是从胸腔最深处挤出来的呐喊。
"我不想死!我不想被那些虫子撕碎身体,像不像人一样地死去!我要活下去!别挡我啊啊啊!"
"虫子?果然是你。"
赛恩想起了曾在屋顶看到的虫子,现在她完全确定了罪魁祸首,是阿德里娜在召唤那些东西。
她正打算立刻击倒阿德里娜,然后去找丹尼尔报告任务完成。
但阿德里娜的状态有些异常。
赛恩说她知道些什么虫子的事,她顿时停止了沸腾的怒火,露出惊恐的表情开始环顾四周。
那种恐惧不是伪装的。
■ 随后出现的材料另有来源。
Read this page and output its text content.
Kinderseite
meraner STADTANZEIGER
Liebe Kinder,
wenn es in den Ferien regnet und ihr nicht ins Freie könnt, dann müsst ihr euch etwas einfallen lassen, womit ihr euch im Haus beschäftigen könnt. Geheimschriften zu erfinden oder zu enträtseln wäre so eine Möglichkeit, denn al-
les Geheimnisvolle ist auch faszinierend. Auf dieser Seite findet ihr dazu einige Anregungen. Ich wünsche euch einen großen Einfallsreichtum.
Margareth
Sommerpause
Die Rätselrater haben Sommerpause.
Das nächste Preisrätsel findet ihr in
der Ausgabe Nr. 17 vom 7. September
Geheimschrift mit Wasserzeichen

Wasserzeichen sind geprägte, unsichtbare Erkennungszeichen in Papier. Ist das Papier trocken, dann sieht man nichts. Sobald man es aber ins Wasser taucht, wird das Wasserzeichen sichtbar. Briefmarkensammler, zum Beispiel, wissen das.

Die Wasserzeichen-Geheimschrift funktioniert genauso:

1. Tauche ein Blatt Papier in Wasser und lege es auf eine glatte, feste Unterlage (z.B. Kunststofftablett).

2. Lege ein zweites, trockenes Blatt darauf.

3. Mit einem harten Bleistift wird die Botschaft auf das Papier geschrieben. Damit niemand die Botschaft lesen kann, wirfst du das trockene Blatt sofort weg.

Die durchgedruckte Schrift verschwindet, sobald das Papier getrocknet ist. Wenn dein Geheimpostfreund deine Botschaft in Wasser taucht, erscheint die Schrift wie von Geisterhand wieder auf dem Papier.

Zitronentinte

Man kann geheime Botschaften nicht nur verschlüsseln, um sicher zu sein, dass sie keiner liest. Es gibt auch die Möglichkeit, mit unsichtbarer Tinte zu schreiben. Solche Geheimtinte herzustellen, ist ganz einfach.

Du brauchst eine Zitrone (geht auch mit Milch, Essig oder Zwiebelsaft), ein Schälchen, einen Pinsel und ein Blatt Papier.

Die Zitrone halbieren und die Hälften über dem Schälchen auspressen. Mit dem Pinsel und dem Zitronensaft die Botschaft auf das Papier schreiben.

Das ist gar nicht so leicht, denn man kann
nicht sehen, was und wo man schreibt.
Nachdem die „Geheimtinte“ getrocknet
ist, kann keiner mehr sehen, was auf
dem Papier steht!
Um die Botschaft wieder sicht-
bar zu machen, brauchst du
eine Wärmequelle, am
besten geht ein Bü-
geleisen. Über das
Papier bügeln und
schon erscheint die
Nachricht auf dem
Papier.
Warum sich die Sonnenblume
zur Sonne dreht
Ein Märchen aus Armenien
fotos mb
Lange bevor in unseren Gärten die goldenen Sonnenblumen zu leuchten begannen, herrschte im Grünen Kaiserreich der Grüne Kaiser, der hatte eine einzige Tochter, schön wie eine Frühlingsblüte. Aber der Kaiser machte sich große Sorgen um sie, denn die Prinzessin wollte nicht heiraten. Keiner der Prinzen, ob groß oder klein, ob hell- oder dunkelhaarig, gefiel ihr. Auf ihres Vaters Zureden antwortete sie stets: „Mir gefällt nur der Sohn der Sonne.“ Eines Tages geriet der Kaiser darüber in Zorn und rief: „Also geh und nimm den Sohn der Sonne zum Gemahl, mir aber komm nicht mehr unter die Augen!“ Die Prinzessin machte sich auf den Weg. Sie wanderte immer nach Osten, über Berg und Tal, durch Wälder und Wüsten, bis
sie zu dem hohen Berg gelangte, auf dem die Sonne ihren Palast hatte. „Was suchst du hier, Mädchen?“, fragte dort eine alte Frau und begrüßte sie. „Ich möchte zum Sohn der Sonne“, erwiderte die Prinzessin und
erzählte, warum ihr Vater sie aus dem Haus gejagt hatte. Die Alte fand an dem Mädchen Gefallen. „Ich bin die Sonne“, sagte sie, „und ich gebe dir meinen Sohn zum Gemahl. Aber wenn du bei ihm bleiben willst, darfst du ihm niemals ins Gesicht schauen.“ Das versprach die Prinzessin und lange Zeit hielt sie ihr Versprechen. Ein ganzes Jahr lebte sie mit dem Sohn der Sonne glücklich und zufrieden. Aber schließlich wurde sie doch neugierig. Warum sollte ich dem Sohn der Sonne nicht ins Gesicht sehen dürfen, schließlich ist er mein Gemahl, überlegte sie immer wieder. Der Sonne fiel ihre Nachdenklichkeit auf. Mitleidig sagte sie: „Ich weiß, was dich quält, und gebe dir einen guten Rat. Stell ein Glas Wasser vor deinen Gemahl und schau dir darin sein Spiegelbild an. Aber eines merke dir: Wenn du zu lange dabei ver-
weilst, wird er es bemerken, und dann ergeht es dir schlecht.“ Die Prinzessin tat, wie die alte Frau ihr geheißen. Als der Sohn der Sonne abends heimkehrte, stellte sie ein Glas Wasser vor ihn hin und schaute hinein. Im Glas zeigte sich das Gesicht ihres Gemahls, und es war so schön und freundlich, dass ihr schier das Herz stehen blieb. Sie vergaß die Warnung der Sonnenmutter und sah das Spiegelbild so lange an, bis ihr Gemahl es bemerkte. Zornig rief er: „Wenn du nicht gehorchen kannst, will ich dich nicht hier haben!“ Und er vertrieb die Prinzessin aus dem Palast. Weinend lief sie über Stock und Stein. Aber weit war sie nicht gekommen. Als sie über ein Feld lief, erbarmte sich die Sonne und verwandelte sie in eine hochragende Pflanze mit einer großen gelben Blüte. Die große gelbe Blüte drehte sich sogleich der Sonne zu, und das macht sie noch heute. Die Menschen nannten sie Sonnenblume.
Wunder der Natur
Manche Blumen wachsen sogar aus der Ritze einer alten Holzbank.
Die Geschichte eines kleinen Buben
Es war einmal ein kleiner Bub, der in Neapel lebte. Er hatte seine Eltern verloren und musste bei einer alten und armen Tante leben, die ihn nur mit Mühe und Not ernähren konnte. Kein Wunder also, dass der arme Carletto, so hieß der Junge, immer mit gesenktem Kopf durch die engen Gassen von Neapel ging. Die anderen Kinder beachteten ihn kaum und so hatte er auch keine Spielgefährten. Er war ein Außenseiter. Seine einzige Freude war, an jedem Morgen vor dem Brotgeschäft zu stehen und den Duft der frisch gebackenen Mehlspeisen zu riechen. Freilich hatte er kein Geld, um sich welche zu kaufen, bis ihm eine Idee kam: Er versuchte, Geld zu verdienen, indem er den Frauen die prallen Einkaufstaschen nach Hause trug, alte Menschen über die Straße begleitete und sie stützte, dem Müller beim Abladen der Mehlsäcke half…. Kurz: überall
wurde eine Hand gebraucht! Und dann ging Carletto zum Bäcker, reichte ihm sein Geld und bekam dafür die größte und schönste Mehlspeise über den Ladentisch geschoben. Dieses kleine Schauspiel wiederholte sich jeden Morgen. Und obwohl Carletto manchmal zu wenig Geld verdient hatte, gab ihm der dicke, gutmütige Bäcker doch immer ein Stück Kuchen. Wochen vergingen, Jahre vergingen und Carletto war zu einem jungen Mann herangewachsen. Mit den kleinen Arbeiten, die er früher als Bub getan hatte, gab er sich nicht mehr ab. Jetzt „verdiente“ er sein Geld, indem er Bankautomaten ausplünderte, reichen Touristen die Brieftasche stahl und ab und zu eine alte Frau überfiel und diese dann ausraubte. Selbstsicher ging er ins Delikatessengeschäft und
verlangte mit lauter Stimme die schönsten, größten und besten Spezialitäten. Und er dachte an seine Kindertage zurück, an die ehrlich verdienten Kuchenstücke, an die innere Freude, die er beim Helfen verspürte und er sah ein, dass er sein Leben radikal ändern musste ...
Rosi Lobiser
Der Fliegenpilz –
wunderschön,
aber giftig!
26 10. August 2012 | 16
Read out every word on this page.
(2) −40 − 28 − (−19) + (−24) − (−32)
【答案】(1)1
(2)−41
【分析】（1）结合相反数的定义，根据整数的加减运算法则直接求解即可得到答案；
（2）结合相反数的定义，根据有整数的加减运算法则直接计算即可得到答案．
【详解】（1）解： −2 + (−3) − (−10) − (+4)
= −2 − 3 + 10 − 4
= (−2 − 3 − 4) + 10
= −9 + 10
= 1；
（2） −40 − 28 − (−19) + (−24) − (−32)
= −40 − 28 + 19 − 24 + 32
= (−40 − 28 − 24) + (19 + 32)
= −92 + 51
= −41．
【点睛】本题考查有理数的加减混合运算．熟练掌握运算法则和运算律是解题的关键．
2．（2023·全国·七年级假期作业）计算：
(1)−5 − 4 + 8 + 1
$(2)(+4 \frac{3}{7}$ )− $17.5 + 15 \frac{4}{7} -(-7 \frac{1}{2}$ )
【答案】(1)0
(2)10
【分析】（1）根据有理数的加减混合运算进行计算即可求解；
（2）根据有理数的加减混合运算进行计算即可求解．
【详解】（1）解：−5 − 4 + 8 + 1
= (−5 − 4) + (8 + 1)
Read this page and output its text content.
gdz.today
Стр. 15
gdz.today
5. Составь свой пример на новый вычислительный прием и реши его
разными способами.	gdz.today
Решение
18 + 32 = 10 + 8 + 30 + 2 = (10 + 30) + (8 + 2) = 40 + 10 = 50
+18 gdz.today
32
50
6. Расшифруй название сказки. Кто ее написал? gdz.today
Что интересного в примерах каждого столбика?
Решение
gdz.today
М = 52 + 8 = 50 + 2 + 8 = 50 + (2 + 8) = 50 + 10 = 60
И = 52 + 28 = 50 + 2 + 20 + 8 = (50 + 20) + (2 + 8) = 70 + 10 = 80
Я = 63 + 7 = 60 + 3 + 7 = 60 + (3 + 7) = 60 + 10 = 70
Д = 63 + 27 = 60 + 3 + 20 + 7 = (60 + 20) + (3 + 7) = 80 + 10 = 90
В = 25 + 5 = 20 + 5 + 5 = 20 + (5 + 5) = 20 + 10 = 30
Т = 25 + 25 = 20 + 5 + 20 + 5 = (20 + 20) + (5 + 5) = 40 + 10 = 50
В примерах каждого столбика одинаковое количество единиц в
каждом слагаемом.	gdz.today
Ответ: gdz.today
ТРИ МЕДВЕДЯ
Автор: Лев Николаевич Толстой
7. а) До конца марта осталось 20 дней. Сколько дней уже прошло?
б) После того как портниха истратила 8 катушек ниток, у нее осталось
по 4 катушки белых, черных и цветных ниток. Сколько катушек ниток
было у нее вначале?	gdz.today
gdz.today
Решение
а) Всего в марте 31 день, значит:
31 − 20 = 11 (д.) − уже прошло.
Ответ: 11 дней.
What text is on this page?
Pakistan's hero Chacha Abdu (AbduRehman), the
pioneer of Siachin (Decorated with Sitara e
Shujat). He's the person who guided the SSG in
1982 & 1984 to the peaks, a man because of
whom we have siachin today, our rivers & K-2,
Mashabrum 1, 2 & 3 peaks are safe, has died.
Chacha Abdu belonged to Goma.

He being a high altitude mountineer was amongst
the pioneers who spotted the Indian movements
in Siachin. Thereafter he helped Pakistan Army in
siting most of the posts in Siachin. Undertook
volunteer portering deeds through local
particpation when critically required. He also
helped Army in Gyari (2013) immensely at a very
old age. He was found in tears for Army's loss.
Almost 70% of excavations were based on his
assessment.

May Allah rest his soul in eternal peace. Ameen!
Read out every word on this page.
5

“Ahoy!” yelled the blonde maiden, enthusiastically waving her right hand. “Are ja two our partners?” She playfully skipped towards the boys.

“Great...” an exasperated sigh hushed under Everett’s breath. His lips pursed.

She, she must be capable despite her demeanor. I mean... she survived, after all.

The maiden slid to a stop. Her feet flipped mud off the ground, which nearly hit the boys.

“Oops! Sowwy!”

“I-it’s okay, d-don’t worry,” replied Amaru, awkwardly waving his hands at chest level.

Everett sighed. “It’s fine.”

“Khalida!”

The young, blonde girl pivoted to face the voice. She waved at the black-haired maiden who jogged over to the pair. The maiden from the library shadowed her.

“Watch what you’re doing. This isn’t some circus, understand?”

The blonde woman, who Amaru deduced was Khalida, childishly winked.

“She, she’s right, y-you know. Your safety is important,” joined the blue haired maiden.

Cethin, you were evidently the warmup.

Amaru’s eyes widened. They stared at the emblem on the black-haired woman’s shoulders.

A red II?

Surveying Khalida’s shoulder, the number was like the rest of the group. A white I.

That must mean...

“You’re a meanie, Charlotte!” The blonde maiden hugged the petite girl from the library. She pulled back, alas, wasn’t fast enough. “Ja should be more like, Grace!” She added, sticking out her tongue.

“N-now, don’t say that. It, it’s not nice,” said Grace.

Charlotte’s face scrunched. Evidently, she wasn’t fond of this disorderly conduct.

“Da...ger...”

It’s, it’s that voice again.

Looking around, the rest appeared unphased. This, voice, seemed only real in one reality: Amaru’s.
而是真实的、刻骨铭心的恐惧。
"虫……虫子?你看见了?"
"对,在晚上的天台。"
"不、不可能……"
沙沙。沙沙沙。
在否认的阿德里娜耳边,传来某种爬行的声音。不是幻觉。不是错觉。
那种声音来自走廊的天花板,细微的、粘稠的、像是无数细小的肢体在粗糙表面上拖行的声音。
琳感到奇怪,环顾了一下四周。
赛恩则立刻握住了短剑,身体微微下沉,进入了战斗姿态。
"别耍花招。"
赛恩以为阿德里娜在操控虫子想干什么。
没想到阿德里娜反而施展出防御魔法,一层金色的光壁在她周围升起,像突然抽搐一样惊慌地环顾四周。
"虫、虫子?刚才那是虫子的声音?"
"……"
赛恩的短剑被防御魔法挡住,这才察觉到事情有些不对劲。
她为什么这么害怕?如果阿德里娜真的是召唤古代魔物的犯人,不应该会这样发抖才对。
不应该会在听到"虫子"这个词时露出那种表情,像是被噩梦追上了的孩子的表情。
就在这时。
阿德里娜猛地睁大了双眼,嘴巴张得老大,望着琳和赛恩的身后,开始瑟瑟发抖。
那种颤抖不是装出来的。
她的身体像秋风中的枯叶一样剧烈摇摆,双腿几乎支撑不住体重,整个人像是被某种无形的力量扼住了喉咙。
琳和赛恩也自然地回头查看。
那里有一只巨大的虫子,正趴在天花板上盯着他们三人。
它的体积几乎占据了整条走廊的宽度。
有人手臂粗的躯体上覆盖着漆黑的甲壳,甲壳表面布满了凸起的尖刺。
六条腿像镰刀一样弯曲着,末端锋利得能切开钢铁。
最令人毛骨悚然的是它的头部,没有眼睛,只有一排细密的口器在不断开合,发出"咔哒咔哒"的声响。
"虫子?"
"……"
琳一意识到那是魔物,立刻就想发射魔法。
但赛恩却按住了琳的手臂,她看向阿德里娜。
那不是召唤时的表情。
相反,她脸上满是恐惧,像是看到了世界上最可怕的东西。
她的身体蜷缩成一团,背紧紧贴着墙壁,眼泪不受控制地涌出来,嘴唇颤抖着念叨着什么。
"它、它们来了!那些家伙来了!阿雷斯!阿雷斯在哪啊啊啊啊!"
阿德里娜急转身体,试图从四楼走廊的窗户跳出去逃走,然而……
窸窸窣窣。
一只虫子正从窗户爬进来,不是从外面,而是从窗户的缝隙中。
它的躯体像液体一样变形,挤进了那道狭窄的空间。
它们并没有扑过来或表现出攻击的迹象。
只是盯着阿德里娜看。
但她却在精神上受到了极大的冲击,像是被某种比死亡更可怕的恐惧吞噬了。
有什么地方不对劲。
阿德里娜并不是召唤魔物的犯人。
赛恩确信这一点后,急忙想安抚她,但已经太迟了。
"我、我!我不想死啊啊啊!"
阿德里娜哭得鼻涕眼泪一把,拼命调动体内所有的魔力,她的金色长发在魔力风暴中飞舞,皮肤表面浮现出密密麻麻的符文。
那些符文不是学院教的任何一种魔法体系,而是某种更古老、更禁忌的东西。
刹那间。
她的房间也迸发出光芒,与她的魔力产生共鸣。
弥漫在宿舍里的奇异气流也开始帮助她,像是整栋建筑都在响应她的呼唤。
"太、太厉害了。"
就连精通魔法的琳看来,这都已经是极其惊人的魔法。
阿德里娜并不是单纯地依赖和信任阿雷斯,把自己的性命交给他。
她自己也做了准备。
她一直在寻找并思考如何杀死那些降临在自己身上的魔物,并最终付诸实践。
黑森林的女巫们曾约定不使用的禁忌魔法。
随着她以摧毁一切的执念释放出魔力,魔法阵开始浮现。